HDAC1 and HDAC6 recombinant enzymes (10 ng per reaction; BPS Bioscience Catalog #: 50051 and 50006, respectively) were incubated in the HDAC buffer (50 mM Tris–HCl of pH 8.0, 137 mM NaCl, 2.7 mM KCl, and 1 mM MgCl2) with specific substrates (50 μM) and epidrugs, at concentration of 5 and 50 μM. As a HDAC1 substrate, the derivative of fluorescent tert-butyloxycarbonyl (Boc)-(Ac)-Lys-7-amino-4-methylcoumarin (AMC), called MAL, the benzyloxycarbonyl analogue Z-MAL was used. For HDAC6, the substrate was instead an (S)-[5-acetylamino-1-(2-oxo-4-trifluoromethyl-2H-chromen-7-ylcarbamoyl)pentyl]carbamic acid tert-butyl ester. Reactions were carried out for 1 h at 37 °C in black microplates (Corning Costar, cod: 266). Deacetylation sensitizes the substrate to the developer step [trypsin 6 mg/mL in trypsin buffer (50 mM Tris–HCl of pH 8.0 and 100 mM NaCl)], and it is directly proportional to the produced fluorophore. The fluorophore is excited with a 360 nm light, and the emitted light (460 nm) has been quantified with a TECAN Infinite M200 station.
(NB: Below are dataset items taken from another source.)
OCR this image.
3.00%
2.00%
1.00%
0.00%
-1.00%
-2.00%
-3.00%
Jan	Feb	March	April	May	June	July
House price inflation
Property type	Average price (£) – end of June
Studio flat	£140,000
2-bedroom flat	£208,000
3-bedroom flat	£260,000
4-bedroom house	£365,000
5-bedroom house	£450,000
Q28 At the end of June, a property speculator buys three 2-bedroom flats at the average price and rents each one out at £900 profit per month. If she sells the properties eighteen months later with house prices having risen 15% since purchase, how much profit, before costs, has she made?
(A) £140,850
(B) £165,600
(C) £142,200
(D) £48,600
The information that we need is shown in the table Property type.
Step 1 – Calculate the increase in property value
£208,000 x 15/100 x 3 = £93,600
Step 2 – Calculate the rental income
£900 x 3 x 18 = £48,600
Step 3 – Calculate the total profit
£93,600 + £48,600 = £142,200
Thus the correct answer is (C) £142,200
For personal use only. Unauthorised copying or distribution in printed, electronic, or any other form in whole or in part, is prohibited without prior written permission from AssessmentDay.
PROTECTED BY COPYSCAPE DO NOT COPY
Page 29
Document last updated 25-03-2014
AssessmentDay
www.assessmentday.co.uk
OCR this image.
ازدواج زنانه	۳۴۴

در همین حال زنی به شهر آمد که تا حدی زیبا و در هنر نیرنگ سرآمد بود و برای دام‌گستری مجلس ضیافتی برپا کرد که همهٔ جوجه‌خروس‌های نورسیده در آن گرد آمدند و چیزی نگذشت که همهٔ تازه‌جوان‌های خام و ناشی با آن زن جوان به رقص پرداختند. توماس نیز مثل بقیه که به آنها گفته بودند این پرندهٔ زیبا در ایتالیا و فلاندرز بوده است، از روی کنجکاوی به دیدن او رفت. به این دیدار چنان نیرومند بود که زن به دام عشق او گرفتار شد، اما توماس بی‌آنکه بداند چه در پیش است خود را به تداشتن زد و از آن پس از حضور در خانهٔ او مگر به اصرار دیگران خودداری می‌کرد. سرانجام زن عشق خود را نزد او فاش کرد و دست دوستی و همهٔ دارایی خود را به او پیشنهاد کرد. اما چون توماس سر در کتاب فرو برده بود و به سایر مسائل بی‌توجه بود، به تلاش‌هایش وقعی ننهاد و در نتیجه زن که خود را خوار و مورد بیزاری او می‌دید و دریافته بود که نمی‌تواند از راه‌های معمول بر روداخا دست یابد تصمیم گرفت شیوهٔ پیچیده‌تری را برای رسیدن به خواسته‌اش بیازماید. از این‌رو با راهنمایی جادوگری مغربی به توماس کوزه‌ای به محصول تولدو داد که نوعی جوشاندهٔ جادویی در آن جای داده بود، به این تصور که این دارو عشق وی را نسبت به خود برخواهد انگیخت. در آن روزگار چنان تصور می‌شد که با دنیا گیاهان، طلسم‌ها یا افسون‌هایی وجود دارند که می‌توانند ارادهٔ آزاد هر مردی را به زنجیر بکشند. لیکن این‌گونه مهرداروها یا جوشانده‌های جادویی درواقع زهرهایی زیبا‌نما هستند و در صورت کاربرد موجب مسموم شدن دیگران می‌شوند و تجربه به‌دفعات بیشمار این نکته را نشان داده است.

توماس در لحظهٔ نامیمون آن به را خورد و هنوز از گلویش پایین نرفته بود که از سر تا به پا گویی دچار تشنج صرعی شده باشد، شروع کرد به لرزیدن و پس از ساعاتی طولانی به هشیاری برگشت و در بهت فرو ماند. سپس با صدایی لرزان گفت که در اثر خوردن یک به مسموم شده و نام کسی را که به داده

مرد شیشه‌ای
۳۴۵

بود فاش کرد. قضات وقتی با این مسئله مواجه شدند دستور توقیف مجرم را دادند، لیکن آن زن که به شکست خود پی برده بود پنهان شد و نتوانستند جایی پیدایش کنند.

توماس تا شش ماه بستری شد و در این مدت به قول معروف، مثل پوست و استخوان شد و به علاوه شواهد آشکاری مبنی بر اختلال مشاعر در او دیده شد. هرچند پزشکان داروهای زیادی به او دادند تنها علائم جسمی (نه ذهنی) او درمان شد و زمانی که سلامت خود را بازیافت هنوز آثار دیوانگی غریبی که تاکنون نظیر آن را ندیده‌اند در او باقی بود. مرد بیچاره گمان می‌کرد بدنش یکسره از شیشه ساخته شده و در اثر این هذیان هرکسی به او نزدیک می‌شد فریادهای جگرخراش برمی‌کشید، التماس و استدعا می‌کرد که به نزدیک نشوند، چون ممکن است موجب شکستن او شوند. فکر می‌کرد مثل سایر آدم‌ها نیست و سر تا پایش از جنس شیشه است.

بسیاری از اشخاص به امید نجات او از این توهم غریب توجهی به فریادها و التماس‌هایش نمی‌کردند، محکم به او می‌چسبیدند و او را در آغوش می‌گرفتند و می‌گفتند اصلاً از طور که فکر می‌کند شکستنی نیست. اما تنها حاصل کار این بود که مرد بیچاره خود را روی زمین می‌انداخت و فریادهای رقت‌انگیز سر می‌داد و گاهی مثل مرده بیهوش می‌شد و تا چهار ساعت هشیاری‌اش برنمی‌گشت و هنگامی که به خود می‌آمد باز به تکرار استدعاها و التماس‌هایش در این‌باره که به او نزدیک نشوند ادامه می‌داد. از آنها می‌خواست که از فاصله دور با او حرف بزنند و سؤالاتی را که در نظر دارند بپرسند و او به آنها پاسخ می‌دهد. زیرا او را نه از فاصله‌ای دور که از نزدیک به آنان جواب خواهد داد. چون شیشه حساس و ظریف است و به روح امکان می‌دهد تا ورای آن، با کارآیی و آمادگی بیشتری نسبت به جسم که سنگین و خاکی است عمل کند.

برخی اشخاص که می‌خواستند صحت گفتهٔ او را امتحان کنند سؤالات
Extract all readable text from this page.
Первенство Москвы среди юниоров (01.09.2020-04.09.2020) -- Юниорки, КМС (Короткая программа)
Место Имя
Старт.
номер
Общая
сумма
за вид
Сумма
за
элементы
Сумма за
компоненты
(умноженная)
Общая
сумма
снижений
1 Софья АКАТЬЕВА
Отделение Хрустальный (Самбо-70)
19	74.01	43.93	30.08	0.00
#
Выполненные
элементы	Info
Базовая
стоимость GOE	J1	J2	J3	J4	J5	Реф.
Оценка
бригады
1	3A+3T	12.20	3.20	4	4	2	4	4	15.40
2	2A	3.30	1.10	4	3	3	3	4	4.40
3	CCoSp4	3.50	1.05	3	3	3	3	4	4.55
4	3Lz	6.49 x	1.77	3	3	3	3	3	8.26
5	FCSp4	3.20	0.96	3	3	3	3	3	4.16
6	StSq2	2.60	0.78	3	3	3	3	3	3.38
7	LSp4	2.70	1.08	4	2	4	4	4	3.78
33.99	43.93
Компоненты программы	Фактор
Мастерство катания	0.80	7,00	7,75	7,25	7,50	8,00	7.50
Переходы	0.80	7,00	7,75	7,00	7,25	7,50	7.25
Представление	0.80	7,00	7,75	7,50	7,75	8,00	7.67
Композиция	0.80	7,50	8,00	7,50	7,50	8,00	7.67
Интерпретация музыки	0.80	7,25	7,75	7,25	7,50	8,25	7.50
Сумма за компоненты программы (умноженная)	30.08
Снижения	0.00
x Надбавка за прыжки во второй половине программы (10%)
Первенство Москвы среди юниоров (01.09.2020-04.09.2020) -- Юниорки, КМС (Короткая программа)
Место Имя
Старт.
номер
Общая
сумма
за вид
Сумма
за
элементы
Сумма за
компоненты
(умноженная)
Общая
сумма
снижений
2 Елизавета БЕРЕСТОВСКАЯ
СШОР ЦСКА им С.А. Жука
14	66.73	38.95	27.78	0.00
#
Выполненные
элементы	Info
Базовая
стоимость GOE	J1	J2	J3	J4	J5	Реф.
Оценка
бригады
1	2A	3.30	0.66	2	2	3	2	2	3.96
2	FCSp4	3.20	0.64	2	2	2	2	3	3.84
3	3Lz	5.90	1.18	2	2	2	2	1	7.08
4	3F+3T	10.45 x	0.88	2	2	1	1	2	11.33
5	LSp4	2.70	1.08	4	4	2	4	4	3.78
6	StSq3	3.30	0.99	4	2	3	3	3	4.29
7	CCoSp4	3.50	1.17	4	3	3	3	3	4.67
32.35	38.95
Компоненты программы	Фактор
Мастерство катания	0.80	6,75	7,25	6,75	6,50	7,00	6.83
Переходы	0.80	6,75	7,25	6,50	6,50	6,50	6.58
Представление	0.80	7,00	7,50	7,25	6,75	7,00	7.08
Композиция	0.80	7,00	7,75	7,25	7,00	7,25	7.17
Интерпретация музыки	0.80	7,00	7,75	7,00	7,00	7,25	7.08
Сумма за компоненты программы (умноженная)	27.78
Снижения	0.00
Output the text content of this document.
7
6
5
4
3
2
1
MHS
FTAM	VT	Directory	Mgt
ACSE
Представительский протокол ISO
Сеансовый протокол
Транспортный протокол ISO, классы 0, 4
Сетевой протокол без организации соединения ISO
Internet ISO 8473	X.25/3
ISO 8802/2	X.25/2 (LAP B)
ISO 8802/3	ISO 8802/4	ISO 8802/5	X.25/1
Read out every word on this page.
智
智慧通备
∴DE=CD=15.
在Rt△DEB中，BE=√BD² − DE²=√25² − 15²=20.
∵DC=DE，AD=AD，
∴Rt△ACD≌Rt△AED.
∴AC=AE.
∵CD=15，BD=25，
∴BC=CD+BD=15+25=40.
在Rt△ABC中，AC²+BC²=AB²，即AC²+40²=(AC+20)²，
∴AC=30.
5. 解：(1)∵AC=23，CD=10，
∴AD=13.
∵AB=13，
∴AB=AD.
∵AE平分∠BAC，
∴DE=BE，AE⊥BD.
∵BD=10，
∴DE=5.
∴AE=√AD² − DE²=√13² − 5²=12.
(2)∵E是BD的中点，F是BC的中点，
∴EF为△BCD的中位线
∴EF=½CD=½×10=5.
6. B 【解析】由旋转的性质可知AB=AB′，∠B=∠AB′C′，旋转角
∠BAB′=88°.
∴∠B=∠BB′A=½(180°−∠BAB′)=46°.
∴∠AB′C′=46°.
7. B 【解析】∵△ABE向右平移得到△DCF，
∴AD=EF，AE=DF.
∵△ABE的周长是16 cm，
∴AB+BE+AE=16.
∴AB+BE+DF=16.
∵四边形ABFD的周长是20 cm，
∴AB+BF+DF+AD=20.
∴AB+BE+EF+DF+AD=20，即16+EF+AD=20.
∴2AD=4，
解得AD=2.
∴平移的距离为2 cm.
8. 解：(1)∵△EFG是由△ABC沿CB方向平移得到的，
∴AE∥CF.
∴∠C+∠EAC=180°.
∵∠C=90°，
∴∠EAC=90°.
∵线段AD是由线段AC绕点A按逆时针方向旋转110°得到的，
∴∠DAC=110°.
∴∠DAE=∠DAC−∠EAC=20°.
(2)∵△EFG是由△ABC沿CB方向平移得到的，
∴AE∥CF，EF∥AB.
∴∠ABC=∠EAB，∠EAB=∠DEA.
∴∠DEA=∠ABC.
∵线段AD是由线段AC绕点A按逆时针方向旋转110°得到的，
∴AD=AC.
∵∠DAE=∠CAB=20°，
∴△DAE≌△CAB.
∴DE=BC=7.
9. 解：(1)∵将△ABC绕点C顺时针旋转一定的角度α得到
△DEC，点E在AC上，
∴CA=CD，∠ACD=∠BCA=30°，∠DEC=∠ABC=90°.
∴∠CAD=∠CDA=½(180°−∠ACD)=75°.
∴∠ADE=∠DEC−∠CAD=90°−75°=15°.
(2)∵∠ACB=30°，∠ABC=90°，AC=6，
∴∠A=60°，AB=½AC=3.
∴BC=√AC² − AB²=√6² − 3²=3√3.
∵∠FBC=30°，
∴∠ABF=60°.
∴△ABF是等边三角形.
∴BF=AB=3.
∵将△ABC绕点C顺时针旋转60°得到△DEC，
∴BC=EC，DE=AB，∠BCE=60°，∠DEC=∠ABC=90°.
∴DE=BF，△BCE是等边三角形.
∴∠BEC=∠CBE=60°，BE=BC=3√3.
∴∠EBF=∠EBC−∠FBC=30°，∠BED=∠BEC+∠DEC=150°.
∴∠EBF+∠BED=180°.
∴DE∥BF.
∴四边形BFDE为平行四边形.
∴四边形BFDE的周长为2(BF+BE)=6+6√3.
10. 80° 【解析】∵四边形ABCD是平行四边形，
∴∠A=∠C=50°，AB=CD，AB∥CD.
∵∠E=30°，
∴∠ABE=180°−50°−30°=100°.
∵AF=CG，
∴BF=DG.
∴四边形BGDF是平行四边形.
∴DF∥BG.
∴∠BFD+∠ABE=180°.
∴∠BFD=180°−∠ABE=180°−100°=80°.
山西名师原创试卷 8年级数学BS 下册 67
SAHA (5 μM) was used as the deacetylation control for HDAC1 assay and Tubastatin (5 μM) for HDAC6.

HSP90 Assay

Compounds that reduced the levels of ac-tubulin deacetylation, that is, 1, 4, 5, 8, 9, and 10 have also been tested in vitro to evaluate their Hsp90α inhibitory activity, in singlicate. The employed Hsp90α assay kit is designed for the identification of Hsp90α inhibitors using fluorescence polarization. The assay is a competitive binding assay, based on the binding of fluorescently labeled geldanamycin, an HSP90 inhibitor, to purified recombinant Hsp90α. The assay was carried out as suggested by the manufacturer (Hsp90α N-Terminal Domain Assay Kit, BPS Bioscience Catalog #50293). Epidrugs were used at the concentrations of 50 and 5 μM. 17-AAG (KOS953, APExBIO Catalog #: A4054) was used as a reference compound. Fluorescent polarizations of samples were performed at the intervals of 475–495 nm (excitation) and 518–538 nm (emission) in low-binding black microplates (Corning Costar, cod: 266).